3. Aux termes de l'article L. 121-1 du code des relations entre le public et l'administration : " Exception faite des cas où il est statué sur une demande, les décisions individuelles qui doivent être motivées en application de l'article L. 211-2, ainsi que les décisions qui, bien que non mentionnées à cet article, sont prises en considération de la personne, sont soumises au respect d'une procédure contradictoire préalable ". Aux termes de l'article L. 121-2 du même code : " Les dispositions de l'article L. 121-1 ne sont pas applicables : / 1° En cas d'urgence ou de circonstances exceptionnelles ; / 2° Lorsque leur mise en œuvre serait de nature à compromettre l'ordre public ou la conduite des relations internationales ; / 3° Aux décisions pour lesquelles des dispositions législatives ont instauré une procédure contradictoire particulière ; / 4° Aux décisions prises par les organismes de sécurité sociale et par l'institution visée à l'article L. 5312-1 du code du travail, sauf lorsqu'ils prennent des mesures à caractère de sanction. ". Aux termes de l'article L. 121-3 du même code : " Les décisions mentionnées à l'article L. 211-2 n'interviennent qu'après que la personne intéressée a été mise à même de présenter des observations écrites et, le cas échéant, sur sa demande, des observations orales. Cette personne peut se faire assister par un conseil ou représenter par un mandataire de son choix. / L'administration n'est pas tenue de satisfaire les demandes d'audition abusives, notamment par leur nombre ou leur caractère répétitif ou systématique ".


4. Il résulte de ces dispositions que la décision par laquelle le maire ordonne l'interruption des travaux au motif qu'ils ne sont pas autorisés par le document d'urbanisme en vigueur, décision qui est au nombre des mesures de police qui doivent être motivées, ne peut intervenir qu'après que son destinataire a été mis à même de présenter ses observations, sauf en cas d'urgence ou de circonstances exceptionnelles. Le respect de cette formalité implique que l'intéressé ait été averti de la mesure que l'administration envisage de prendre, des motifs sur lesquels elle se fonde, et qu'il bénéficie d'un délai suffisant pour présenter ses observations. Ces dispositions font obligation à l'autorité administrative de faire droit, en principe, aux demandes d'audition formées par les personnes intéressées en vue de présenter des observations orales, alors même qu'elles auraient déjà présenté des observations écrites.
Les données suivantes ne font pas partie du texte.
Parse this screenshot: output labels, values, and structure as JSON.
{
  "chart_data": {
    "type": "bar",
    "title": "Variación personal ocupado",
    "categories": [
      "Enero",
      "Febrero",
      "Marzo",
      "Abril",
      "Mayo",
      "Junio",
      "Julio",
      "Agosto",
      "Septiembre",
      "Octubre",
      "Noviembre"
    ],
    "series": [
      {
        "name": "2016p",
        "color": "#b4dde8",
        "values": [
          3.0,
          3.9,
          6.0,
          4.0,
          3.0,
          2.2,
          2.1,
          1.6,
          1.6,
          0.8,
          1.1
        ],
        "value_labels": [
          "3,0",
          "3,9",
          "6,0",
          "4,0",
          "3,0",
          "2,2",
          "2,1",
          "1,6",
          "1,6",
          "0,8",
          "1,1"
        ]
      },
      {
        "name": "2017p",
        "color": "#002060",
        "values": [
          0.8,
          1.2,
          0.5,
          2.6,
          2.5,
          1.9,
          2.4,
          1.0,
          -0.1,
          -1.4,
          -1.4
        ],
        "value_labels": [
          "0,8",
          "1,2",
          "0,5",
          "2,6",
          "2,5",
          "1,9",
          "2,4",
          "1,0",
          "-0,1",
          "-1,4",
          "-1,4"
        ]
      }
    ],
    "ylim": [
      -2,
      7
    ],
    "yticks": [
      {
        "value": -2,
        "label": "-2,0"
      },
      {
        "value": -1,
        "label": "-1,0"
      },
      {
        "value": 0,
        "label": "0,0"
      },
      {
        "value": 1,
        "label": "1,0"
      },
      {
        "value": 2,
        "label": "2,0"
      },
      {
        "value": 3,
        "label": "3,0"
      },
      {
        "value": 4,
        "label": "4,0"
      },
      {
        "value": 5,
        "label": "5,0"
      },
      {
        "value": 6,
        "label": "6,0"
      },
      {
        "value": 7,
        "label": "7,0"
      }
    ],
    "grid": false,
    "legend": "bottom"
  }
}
Ce n'est que dans le cas où une telle demande revêtirait un caractère abusif qu'elle peut être écartée.

5. Il est constant que M. B... a été invité, par courrier du 1er avril 2016, à présenter ses observations dans un délai de soixante-douze heures. Par un courrier non daté reçu par la commune de la Bouilladisse le mardi 5 avril 2016, M. B... a informé la commune qu'il était en déplacement professionnel à l'étranger et a sollicité un rendez-vous pour faire part de ses observations accompagné d'un homme de l'art à compter de la semaine suivante, au jour et à l'heure de convenance du maire. Il doit par suite être regardé comme ayant explicitement demandé à faire valoir ses observations orales. En s'abstenant de faire suite à cette demande de rendez-vous alors même qu'il ne ressort pas des pièces du dossier qu'elle serait abusive ou que la mesure d'interruption de travaux présentait un caractère d'urgence ou même qu'une circonstance exceptionnelle s'opposerait à cette demande, le requérant est fondé à soutenir que le maire de la commune de Bouilladisse a méconnu les règles de procédure contradictoire préalable prévues par les dispositions de l'article L. 121-3 du code des relations entre le public et l'administration.
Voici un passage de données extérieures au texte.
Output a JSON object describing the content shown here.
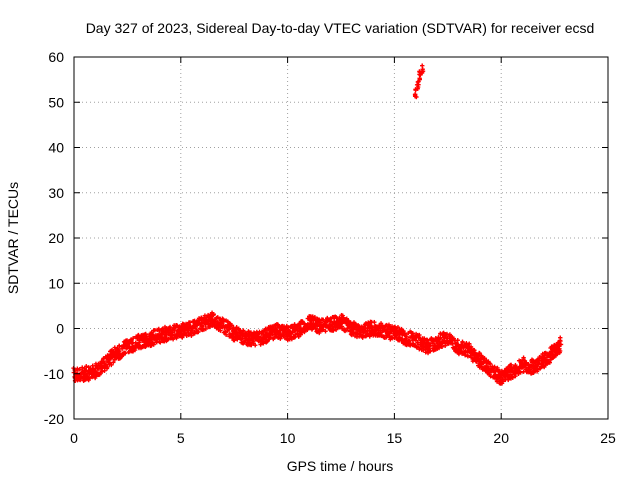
{
  "chart_data": {
    "type": "scatter",
    "title": "Day 327 of 2023, Sidereal Day-to-day VTEC variation (SDTVAR) for receiver ecsd",
    "xlabel": "GPS time / hours",
    "ylabel": "SDTVAR / TECUs",
    "xlim": [
      0,
      25
    ],
    "ylim": [
      -20,
      60
    ],
    "xticks": [
      0,
      5,
      10,
      15,
      20,
      25
    ],
    "yticks": [
      -20,
      -10,
      0,
      10,
      20,
      30,
      40,
      50,
      60
    ],
    "grid": true,
    "marker": "plus",
    "color": "#ff0000",
    "series": [
      {
        "name": "SDTVAR",
        "profile_x": [
          0,
          0.5,
          1.0,
          1.5,
          2.0,
          2.5,
          3.0,
          3.5,
          4.0,
          4.5,
          5.0,
          5.5,
          6.0,
          6.5,
          7.0,
          7.5,
          8.0,
          8.5,
          9.0,
          9.5,
          10.0,
          10.5,
          11.0,
          11.5,
          12.0,
          12.5,
          13.0,
          13.5,
          14.0,
          14.5,
          15.0,
          15.5,
          16.0,
          16.5,
          17.0,
          17.5,
          18.0,
          18.5,
          19.0,
          19.5,
          20.0,
          20.5,
          21.0,
          21.5,
          22.0,
          22.5,
          22.8
        ],
        "profile_y": [
          -10,
          -10,
          -9.5,
          -7.5,
          -5.5,
          -4,
          -3,
          -2.5,
          -1.5,
          -1,
          -0.5,
          0,
          1,
          2,
          0.5,
          -1,
          -2,
          -2.5,
          -1.5,
          -0.5,
          -1,
          -0.5,
          1.5,
          0.5,
          1,
          1.5,
          0,
          -0.5,
          0,
          -0.5,
          -1,
          -2,
          -2.5,
          -4,
          -3,
          -2,
          -4,
          -5,
          -7,
          -9,
          -11,
          -9.5,
          -8,
          -8.5,
          -7,
          -5,
          -3.5
        ],
        "outlier_x": [
          16.0,
          16.1,
          16.2,
          16.3
        ],
        "outlier_y": [
          52,
          54,
          56,
          57.5
        ]
      }
    ]
  }
}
6. Par ailleurs, un vice affectant le déroulement d'une procédure administrative préalable n'est de nature à entacher d'illégalité la décision prise que s'il ressort des pièces du dossier qu'il a été susceptible d'exercer, en l'espèce, une influence sur le sens de la décision prise ou qu'il a privé les intéressés d'une garantie.

7. En n'étant pas en mesure de présenter des observations à l'oral accompagné par un conseil, M. B... a été privé d'une garantie. Il est fondé, par suite, à soutenir que l'arrêté du 12 avril 2016 est entaché d'illégalité et à en demander l'annulation.

8. Pour l'application de l'article L. 600-4-1 du code de l'urbanisme, aucun autre moyen n'est susceptible de fonder l'annulation, en l'état du dossier, de l'arrêté du 12 avril 2016.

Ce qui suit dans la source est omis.